Childhood buddies from four years of age, Shankar and Augustus Caesar will finally go their separate ways a few months from now, after fifteen straight years of playing and studying together. Caesar, who is all set to graduate in computer science from the Ramakrishna Mission Polytechnic College in Chennai, will soon start his first job with a pay of ₹17,000 per month, whereas Shankar, who has studied mechanical engineering from the same college, has landed a job in Rajasthan that will fetch him ₹15,000 each month.
While the teenagers are excited about life on their own in the outside world, their graduation is a bittersweet moment for 60-year-old Poonam Lalwani, who has seen the duo grow up in front of her very eyes. To celebrate the transformation of the youths into responsible adults, Lalwani plans to take them to Mumbai on a well-deserved break. This might have sounded like the life of the average Indian teenager, except for a key difference — Shankar and Caesar are among the 24 orphans Lalwani’s Mumbai-based Life Trust is taking care of.
“We spend close to a lakh each year on each of the kids and are happy to see our efforts finally paying off. We have tried very hard to nurture them through education and to inculcate good values and ideals in them,” says Lalwani, whom the 18 girls and six boys at the centre affectionately call Amma. Today, the trust — which Lalwani has been a part of since 2004 — not only runs orphanages across Mumbai and south India but also works closely with municipal schools, institutes for the specially challenged, remand homes and integrated child development programmes.
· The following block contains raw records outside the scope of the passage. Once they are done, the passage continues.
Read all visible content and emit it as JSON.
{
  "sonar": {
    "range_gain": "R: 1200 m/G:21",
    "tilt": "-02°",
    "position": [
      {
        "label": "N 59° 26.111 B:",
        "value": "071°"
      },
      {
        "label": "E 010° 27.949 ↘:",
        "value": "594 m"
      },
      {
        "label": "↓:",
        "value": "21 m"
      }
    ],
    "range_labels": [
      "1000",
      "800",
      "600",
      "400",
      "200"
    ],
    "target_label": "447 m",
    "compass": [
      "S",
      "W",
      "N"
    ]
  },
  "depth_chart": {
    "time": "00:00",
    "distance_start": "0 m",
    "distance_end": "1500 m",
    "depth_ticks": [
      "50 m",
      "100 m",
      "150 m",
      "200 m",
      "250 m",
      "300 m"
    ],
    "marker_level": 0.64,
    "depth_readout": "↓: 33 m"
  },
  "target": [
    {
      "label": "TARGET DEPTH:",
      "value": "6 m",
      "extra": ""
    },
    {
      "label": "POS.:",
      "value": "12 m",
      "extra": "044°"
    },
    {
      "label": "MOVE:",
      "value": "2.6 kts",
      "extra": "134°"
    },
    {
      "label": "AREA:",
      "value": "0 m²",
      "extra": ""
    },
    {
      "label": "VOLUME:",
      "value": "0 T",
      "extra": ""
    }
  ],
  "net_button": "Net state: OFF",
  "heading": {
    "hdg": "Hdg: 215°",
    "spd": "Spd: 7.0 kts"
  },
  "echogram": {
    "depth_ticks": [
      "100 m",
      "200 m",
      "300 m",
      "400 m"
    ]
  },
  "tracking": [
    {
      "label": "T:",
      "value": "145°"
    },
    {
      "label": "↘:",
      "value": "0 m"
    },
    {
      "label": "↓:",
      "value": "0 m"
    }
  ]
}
Since inception, the 85 employee-strong trust has impacted the lives of nearly 50,000 children from Mumbai, Chennai and Bengaluru each year. While Lalwani continues to be the face of the trust, the man responsible for the organisation’s existence is 62-year-old Mukesh (Micky) Jagtiani, who today runs a $5-billion retail business spanning 18 countries across west Asia, central Asia and Africa.